Walka o martwe konta. Warte są nawet 15 mld zł
Martwe konta, tak nazywają się rachunki bankowe, z których właściciele nie korzystają, bo najczęściej nie żyją, ale zdarza się też, że po prostu o nich zapomnieli.
2015-03-24, 11:55
Posłuchaj
Według szacunków może się znaleźć na nich kilkanaście miliardów złotych tłumaczy Jarosław Sadowski, ekspert Expandera. - Problem polega na ty, że spadkobiercy nie zawsze wiedzą gdzie szukać pieniędzy. Mamy przecież kilkadziesiąt banków i instytucji finansowych. Jeżeli są w mieszkaniu zmarłego jakieś dokumenty, to spadkobiercy tam się udają. Ale jeśli ich nie ma to spadkobiercy mogą się nie dowiedzieć o wszystkich rachunkach. Szacuje się, że nawet 15 mld zł może zalegać na kontach bankowych, które należą do osób, które już nie żyją – wyjaśnia gość.

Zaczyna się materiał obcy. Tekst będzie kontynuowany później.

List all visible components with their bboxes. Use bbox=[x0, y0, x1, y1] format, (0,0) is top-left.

Ma powstać centralna informacja o rachunkach bankowych
To ma się jednak zmienić. Zgodnie z senacką propozycją ma powstać centralna informacja o rachunkach, za pośrednictwem której właściciel rachunku bądź spadkobierca będzie mógł uzyskać informacje o wszystkich rachunkach w bankach lub spółdzielczych kasach oszczędnościowo-kredytowych. To ułatwi dotarcie do uśpionych kont.

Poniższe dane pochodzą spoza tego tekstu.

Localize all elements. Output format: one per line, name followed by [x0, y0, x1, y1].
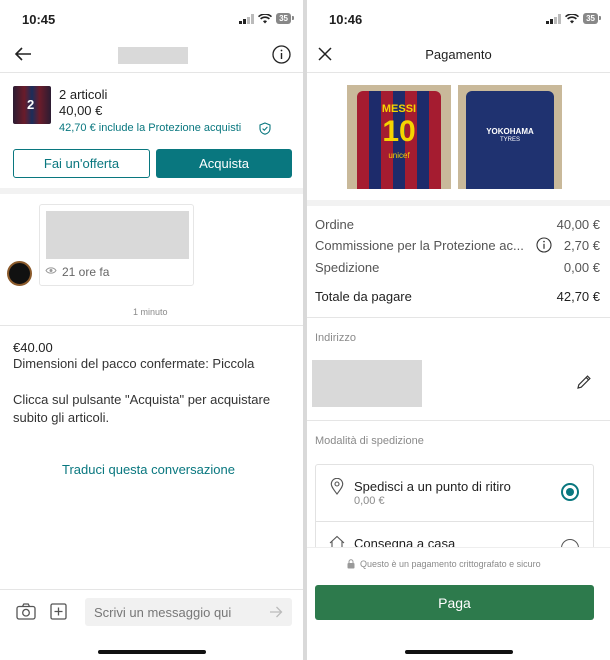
total-label: Totale da pagare	[315, 289, 412, 304]
message-image-placeholder	[46, 211, 189, 259]
section-divider	[307, 200, 610, 206]
shield-check-icon	[259, 122, 271, 135]
section-divider	[0, 188, 303, 194]
map-pin-icon	[330, 478, 344, 495]
status-time: 10:46	[329, 12, 363, 27]
item-image-1[interactable]: MESSI 10 unicef	[347, 85, 451, 189]
send-arrow-icon[interactable]	[269, 606, 283, 618]
battery-icon: 35	[276, 13, 294, 24]
signal-icon	[239, 13, 255, 24]
shipping-cost-label: Spedizione	[315, 260, 380, 275]
item-image-2[interactable]: YOKOHAMA TYRES	[458, 85, 562, 189]
pay-button[interactable]: Paga	[315, 585, 594, 620]
buyer-protection-text[interactable]: 42,70 € include la Protezione acquisti	[59, 122, 241, 134]
avatar[interactable]	[7, 261, 32, 286]
wifi-icon	[565, 13, 580, 23]
item-thumbnail[interactable]: 2	[13, 86, 51, 124]
message-input-placeholder: Scrivi un messaggio qui	[94, 605, 232, 620]
radio-dot	[566, 488, 574, 496]
wifi-icon	[258, 13, 273, 23]
order-label: Ordine	[315, 217, 355, 232]
pickup-option-title: Spedisci a un punto di ritiro	[354, 479, 511, 494]
message-views: 21 ore fa	[62, 265, 110, 279]
fee-value: 2,70 €	[563, 238, 600, 253]
buy-button[interactable]: Acquista	[156, 149, 292, 178]
house-icon	[329, 535, 345, 547]
message-divider	[0, 325, 303, 326]
item-price: 40,00 €	[59, 103, 103, 118]
signal-icon	[546, 13, 562, 24]
header-divider	[0, 72, 303, 73]
status-time: 10:45	[22, 12, 56, 27]
jersey-brand: unicef	[388, 151, 410, 160]
back-arrow-icon[interactable]	[14, 46, 32, 62]
system-message-amount: €40.00	[13, 340, 53, 355]
jersey-sponsor: YOKOHAMA	[486, 127, 534, 136]
payment-screen: 10:46 35 Pagamento MESSI 10 unicef YOKOH…	[307, 0, 610, 660]
info-icon[interactable]	[272, 45, 291, 64]
username-placeholder	[118, 47, 188, 64]
status-icons: 35	[546, 13, 601, 24]
jersey-name: MESSI	[381, 103, 417, 115]
time-divider-text: 1 minuto	[133, 307, 168, 317]
pickup-radio-selected[interactable]	[561, 483, 579, 501]
eye-icon	[45, 267, 57, 274]
pickup-option-price: 0,00 €	[354, 495, 385, 507]
home-indicator	[404, 650, 513, 654]
make-offer-button[interactable]: Fai un'offerta	[13, 149, 150, 178]
system-message-line1: Dimensioni del pacco confermate: Piccola	[13, 356, 255, 371]
address-label: Indirizzo	[315, 332, 356, 344]
lock-icon	[347, 559, 355, 569]
secure-payment-note: Questo è un pagamento crittografato e si…	[360, 559, 541, 569]
add-attachment-icon[interactable]	[50, 603, 67, 620]
message-input[interactable]: Scrivi un messaggio qui	[85, 598, 292, 626]
total-value: 42,70 €	[556, 289, 600, 304]
address-divider	[307, 420, 610, 421]
fee-info-icon[interactable]	[536, 237, 552, 253]
summary-divider	[307, 317, 610, 318]
page-title: Pagamento	[425, 47, 492, 62]
jersey-sponsor-sub: TYRES	[499, 137, 520, 143]
translate-conversation-link[interactable]: Traduci questa conversazione	[62, 462, 235, 477]
home-indicator	[97, 650, 206, 654]
status-bar: 10:46 35	[307, 0, 610, 36]
address-placeholder	[312, 360, 422, 407]
status-icons: 35	[239, 13, 294, 24]
shipping-method-label: Modalità di spedizione	[315, 435, 424, 447]
jersey-number: 10	[382, 115, 416, 148]
thumbnail-count: 2	[27, 97, 35, 112]
shipping-cost-value: 0,00 €	[563, 260, 600, 275]
fee-label: Commissione per la Protezione ac...	[315, 238, 524, 253]
system-message-line2: Clicca sul pulsante "Acquista" per acqui…	[13, 392, 271, 407]
status-bar: 10:45 35	[0, 0, 303, 36]
item-count: 2 articoli	[59, 87, 108, 102]
battery-icon: 35	[583, 13, 601, 24]
edit-pencil-icon[interactable]	[576, 374, 592, 390]
order-value: 40,00 €	[556, 217, 600, 232]
chat-screen: 10:45 35 2 2 articoli 40,00 € 42,70 € in…	[0, 0, 303, 660]
system-message-line3: subito gli articoli.	[13, 410, 110, 425]
camera-icon[interactable]	[16, 603, 36, 620]
composer-divider	[0, 589, 303, 590]
header-divider	[307, 72, 610, 73]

Bank sam znajdzie spadkobiercę
Ważne jest również to, że instytucje finansowe w myśl projektu będą miały obowiązek ustalać, czy właściciel konta żyje. Ma być wprowadzony wymóg, że jeżeli przez 5 lat nie ma żadnych wpłat i wypłat, nic się nie dzieje na rachunku, wtedy bank będzie miał obowiązek sprawdzić, czy właściciel jeszcze żyje. Jeśli okaże się, że nie, to bank będzie musiał znaleźć spadkobierców.

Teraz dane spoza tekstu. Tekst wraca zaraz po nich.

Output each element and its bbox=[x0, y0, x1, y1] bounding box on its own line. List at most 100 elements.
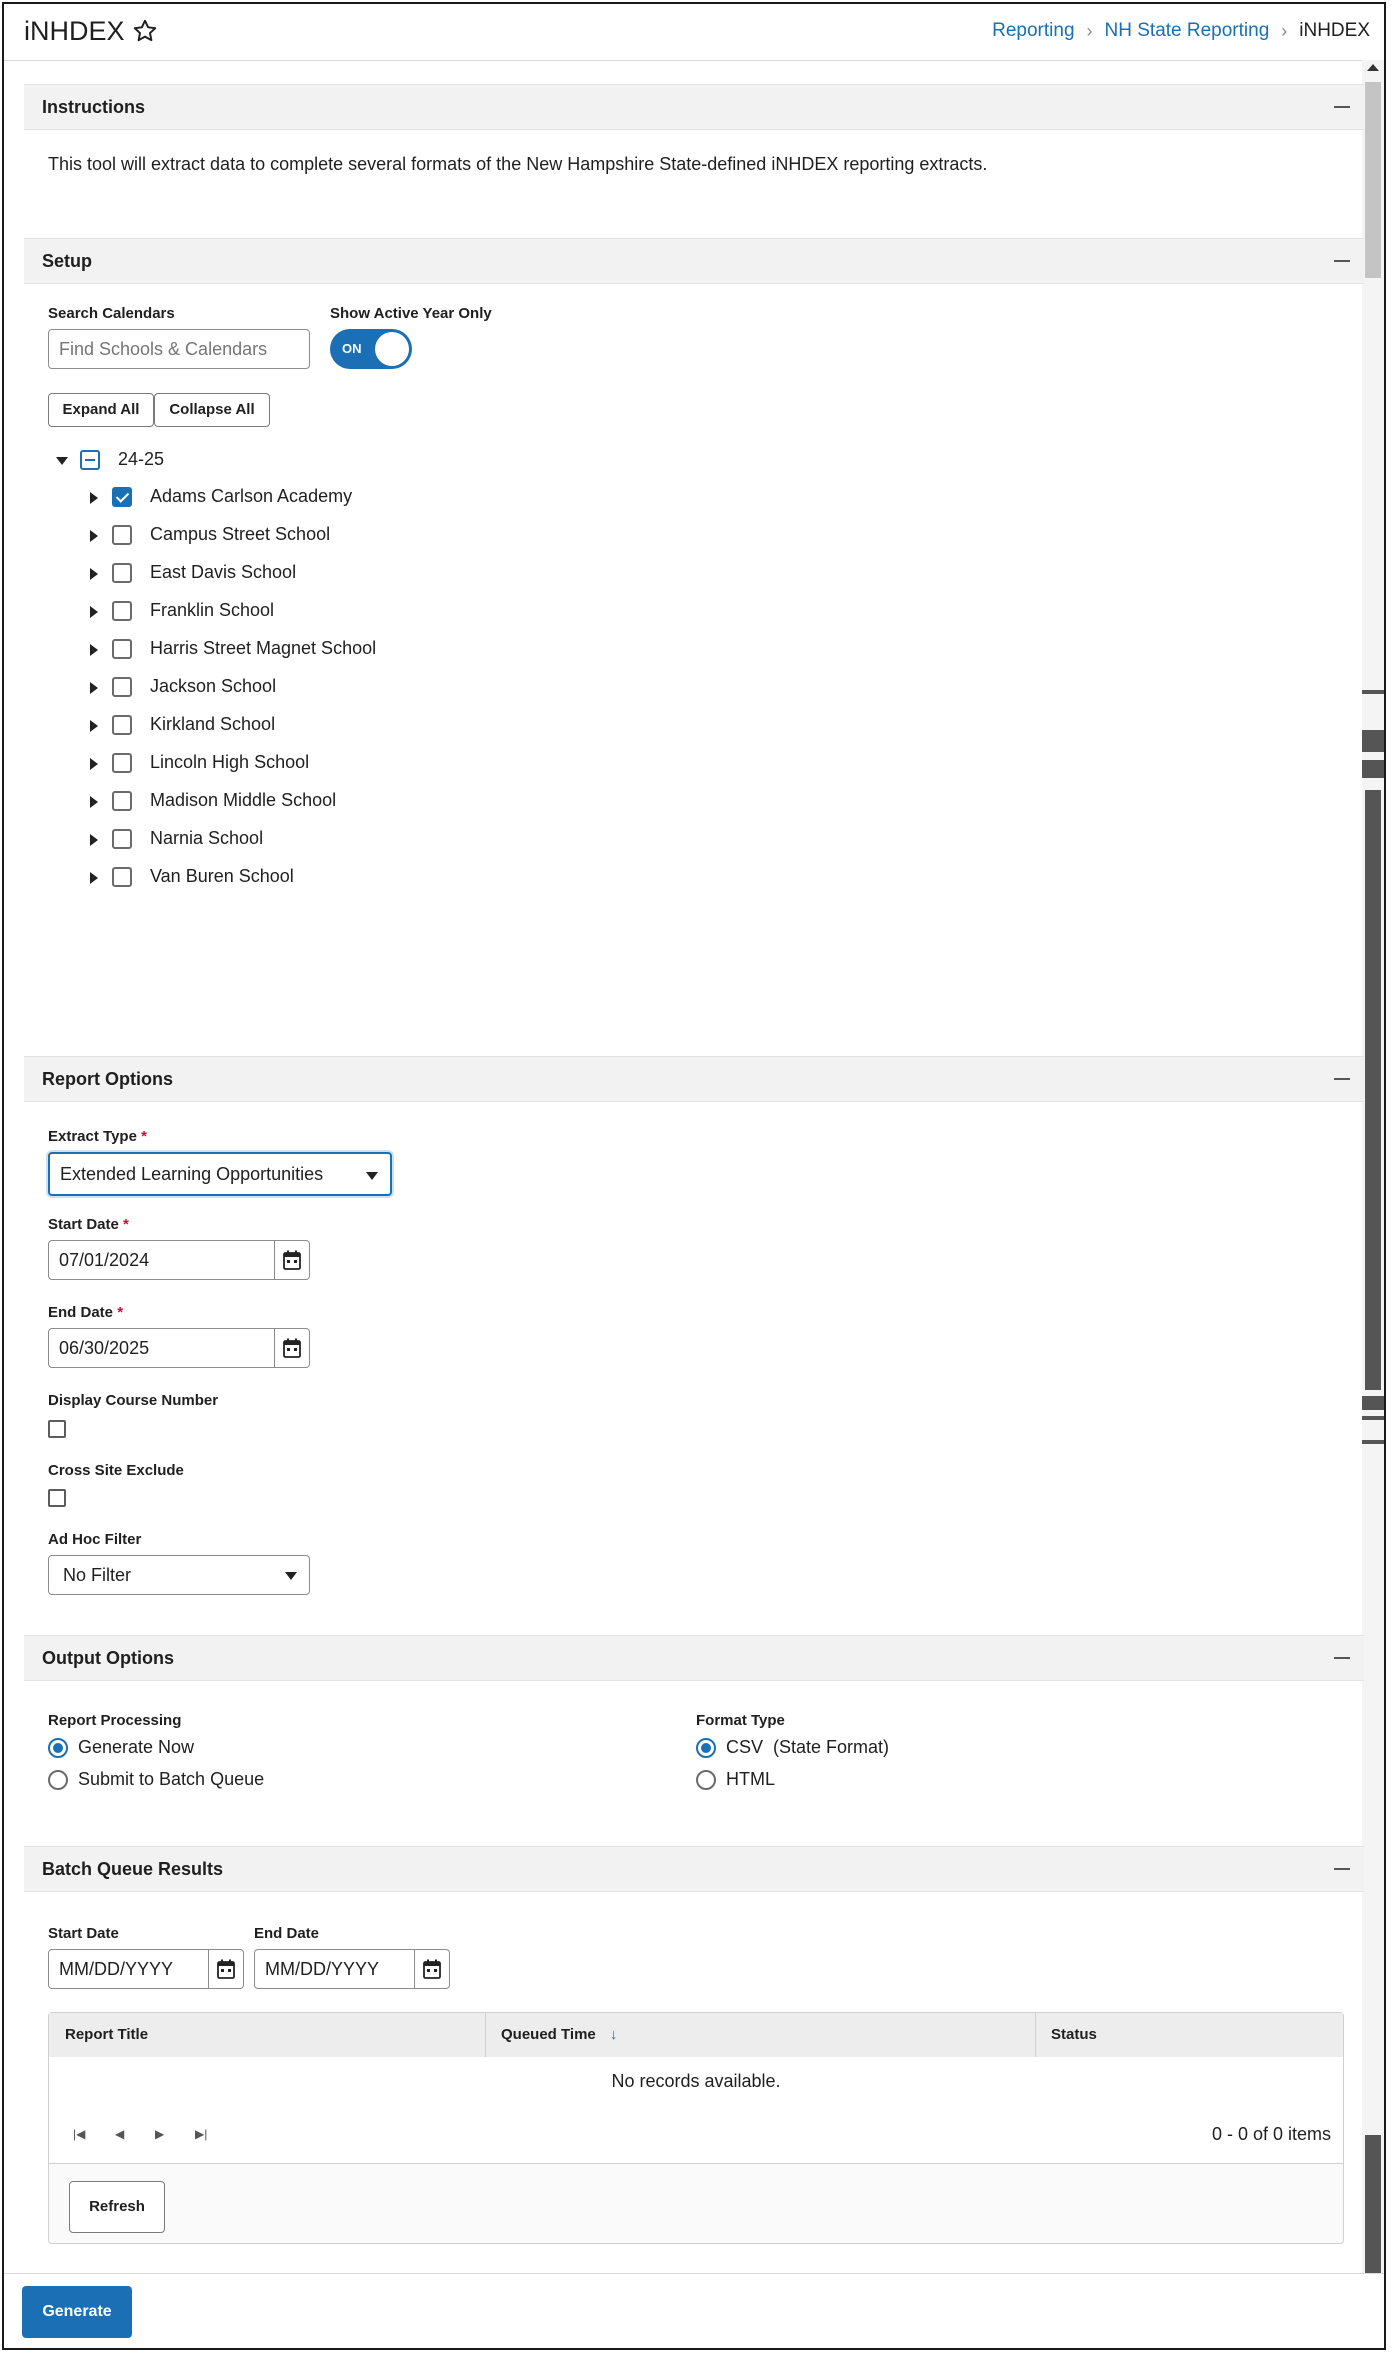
tree-school-node[interactable]: Madison Middle School bbox=[90, 787, 490, 817]
breadcrumb-reporting[interactable]: Reporting bbox=[992, 20, 1074, 42]
active-year-toggle[interactable]: ON bbox=[330, 329, 412, 369]
star-icon[interactable] bbox=[132, 18, 158, 44]
tree-school-node[interactable]: Adams Carlson Academy bbox=[90, 483, 490, 513]
column-status[interactable]: Status bbox=[1051, 2026, 1097, 2043]
expand-arrow-icon[interactable] bbox=[90, 606, 98, 618]
start-date-label: Start Date * bbox=[48, 1216, 129, 1233]
tree-year-node[interactable]: 24-25 bbox=[56, 446, 358, 476]
expand-arrow-icon[interactable] bbox=[90, 796, 98, 808]
expand-arrow-icon[interactable] bbox=[90, 872, 98, 884]
generate-now-label[interactable]: Generate Now bbox=[78, 1737, 194, 1758]
page-scrollbar[interactable] bbox=[1362, 60, 1384, 2335]
tree-school-node[interactable]: Campus Street School bbox=[90, 521, 490, 551]
school-checkbox[interactable] bbox=[112, 677, 132, 697]
batch-end-date-placeholder[interactable]: MM/DD/YYYY bbox=[265, 1959, 379, 1980]
year-checkbox[interactable] bbox=[80, 450, 100, 470]
collapse-icon[interactable] bbox=[1334, 1868, 1350, 1870]
scroll-marker bbox=[1362, 1416, 1384, 1420]
expand-arrow-icon[interactable] bbox=[90, 530, 98, 542]
last-page-icon[interactable]: ▶| bbox=[195, 2127, 207, 2141]
chevron-right-icon: › bbox=[1281, 20, 1288, 41]
expand-arrow-icon[interactable] bbox=[90, 720, 98, 732]
start-date-value[interactable]: 07/01/2024 bbox=[59, 1250, 149, 1271]
output-options-header[interactable]: Output Options bbox=[24, 1635, 1364, 1681]
collapse-icon[interactable] bbox=[1334, 260, 1350, 262]
toggle-knob bbox=[375, 332, 409, 366]
sort-descending-icon: ↓ bbox=[609, 2026, 618, 2043]
refresh-button[interactable]: Refresh bbox=[69, 2181, 165, 2233]
calendar-button[interactable] bbox=[208, 1950, 243, 1988]
column-queued-time[interactable]: Queued Time ↓ bbox=[501, 2026, 617, 2043]
school-checkbox[interactable] bbox=[112, 829, 132, 849]
required-mark: * bbox=[123, 1216, 129, 1233]
expand-arrow-icon[interactable] bbox=[56, 457, 68, 465]
display-course-number-checkbox[interactable] bbox=[48, 1420, 66, 1438]
school-checkbox[interactable] bbox=[112, 525, 132, 545]
html-radio[interactable] bbox=[696, 1770, 716, 1790]
scroll-up-icon[interactable] bbox=[1367, 64, 1379, 71]
school-name: Franklin School bbox=[150, 600, 275, 620]
csv-label[interactable]: CSV (State Format) bbox=[726, 1737, 889, 1758]
collapse-icon[interactable] bbox=[1334, 1657, 1350, 1659]
cross-site-exclude-checkbox[interactable] bbox=[48, 1489, 66, 1507]
expand-arrow-icon[interactable] bbox=[90, 568, 98, 580]
tree-school-node[interactable]: Franklin School bbox=[90, 597, 490, 627]
expand-all-button[interactable]: Expand All bbox=[48, 393, 154, 427]
csv-radio[interactable] bbox=[696, 1738, 716, 1758]
school-checkbox[interactable] bbox=[112, 715, 132, 735]
collapse-icon[interactable] bbox=[1334, 1078, 1350, 1080]
breadcrumb-nh-state-reporting[interactable]: NH State Reporting bbox=[1105, 20, 1270, 42]
expand-arrow-icon[interactable] bbox=[90, 682, 98, 694]
setup-header[interactable]: Setup bbox=[24, 238, 1364, 284]
expand-arrow-icon[interactable] bbox=[90, 834, 98, 846]
submit-batch-radio[interactable] bbox=[48, 1770, 68, 1790]
end-date-field[interactable]: 06/30/2025 bbox=[48, 1328, 310, 1368]
generate-now-radio[interactable] bbox=[48, 1738, 68, 1758]
calendar-button[interactable] bbox=[414, 1950, 449, 1988]
expand-arrow-icon[interactable] bbox=[90, 644, 98, 656]
batch-end-date-field[interactable]: MM/DD/YYYY bbox=[254, 1949, 450, 1989]
expand-arrow-icon[interactable] bbox=[90, 758, 98, 770]
submit-batch-label[interactable]: Submit to Batch Queue bbox=[78, 1769, 264, 1790]
school-checkbox[interactable] bbox=[112, 791, 132, 811]
expand-arrow-icon[interactable] bbox=[90, 492, 98, 504]
tree-school-node[interactable]: Lincoln High School bbox=[90, 749, 490, 779]
cross-site-exclude-label: Cross Site Exclude bbox=[48, 1462, 184, 1479]
batch-start-date-field[interactable]: MM/DD/YYYY bbox=[48, 1949, 244, 1989]
school-checkbox[interactable] bbox=[112, 601, 132, 621]
school-checkbox[interactable] bbox=[112, 867, 132, 887]
prev-page-icon[interactable]: ◀ bbox=[115, 2127, 124, 2141]
start-date-field[interactable]: 07/01/2024 bbox=[48, 1240, 310, 1280]
report-options-header[interactable]: Report Options bbox=[24, 1056, 1364, 1102]
extract-type-label: Extract Type * bbox=[48, 1128, 147, 1145]
extract-type-select[interactable]: Extended Learning Opportunities bbox=[48, 1152, 392, 1196]
search-calendars-input[interactable] bbox=[48, 329, 310, 369]
batch-queue-header[interactable]: Batch Queue Results bbox=[24, 1846, 1364, 1892]
html-label[interactable]: HTML bbox=[726, 1769, 775, 1790]
collapse-all-button[interactable]: Collapse All bbox=[154, 393, 270, 427]
tree-school-node[interactable]: Kirkland School bbox=[90, 711, 490, 741]
first-page-icon[interactable]: |◀ bbox=[73, 2127, 85, 2141]
calendar-button[interactable] bbox=[274, 1241, 309, 1279]
tree-school-node[interactable]: Harris Street Magnet School bbox=[90, 635, 490, 665]
calendar-button[interactable] bbox=[274, 1329, 309, 1367]
generate-button[interactable]: Generate bbox=[22, 2286, 132, 2338]
school-checkbox[interactable] bbox=[112, 563, 132, 583]
end-date-value[interactable]: 06/30/2025 bbox=[59, 1338, 149, 1359]
instructions-text: This tool will extract data to complete … bbox=[48, 154, 988, 174]
school-checkbox[interactable] bbox=[112, 753, 132, 773]
caret-down-icon bbox=[366, 1172, 378, 1180]
collapse-icon[interactable] bbox=[1334, 106, 1350, 108]
column-report-title[interactable]: Report Title bbox=[65, 2026, 148, 2043]
instructions-header[interactable]: Instructions bbox=[24, 84, 1364, 130]
batch-start-date-placeholder[interactable]: MM/DD/YYYY bbox=[59, 1959, 173, 1980]
tree-school-node[interactable]: Narnia School bbox=[90, 825, 490, 855]
school-checkbox[interactable] bbox=[112, 639, 132, 659]
ad-hoc-filter-select[interactable]: No Filter bbox=[48, 1555, 310, 1595]
tree-school-node[interactable]: Van Buren School bbox=[90, 863, 490, 893]
tree-school-node[interactable]: Jackson School bbox=[90, 673, 490, 703]
scroll-thumb[interactable] bbox=[1365, 82, 1381, 278]
next-page-icon[interactable]: ▶ bbox=[155, 2127, 164, 2141]
school-checkbox[interactable] bbox=[112, 487, 132, 507]
tree-school-node[interactable]: East Davis School bbox=[90, 559, 490, 589]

Instytucjom finansowym na rękę obecna sytuacja
Dziś bank nie ma obowiązku prawnego informować spadkobierców o takich kontach. Nie musi także ich szukać. - To tego momentu sytuacja prawna nie była jasna. Banki nie miały pewności jak postępować - mówi Michał Kryński, dziennikarz portalu Bankier.pl.
REKLAMA
Jarosław Sadowski zaś uważa, że brak rozwiązań jest na rękę bankom, bo w ich interesie jest, by pieniądze zmarłych znajdowały się jak najdłużej w systemie bankowym. - Te pieniądze leżą na nieoprocentowanych rachunkach, lub odnawiających się lokatach. Bankom zatem nie zależy, dlatego, że mają pieniądze na bardzo niski procent, albo w ogóle nieoprocentowane na rachunkach. Więc jeśli nie powstanie prawo, które je do tego zobowiąże, to one nic nie będą robiły – podkreśla specjalista.
Zgodnie z propozycją senatorów środki z rachunków zmarłych i rachunków uśpionych w przyszłości banki będą przekazywane do Banku Gospodarstwa Krajowego, jeśli ujawnią się spadkobiercy, to właśnie BGK wypłaci im należne sumy. A projekt ustawy jest już w Sejmie.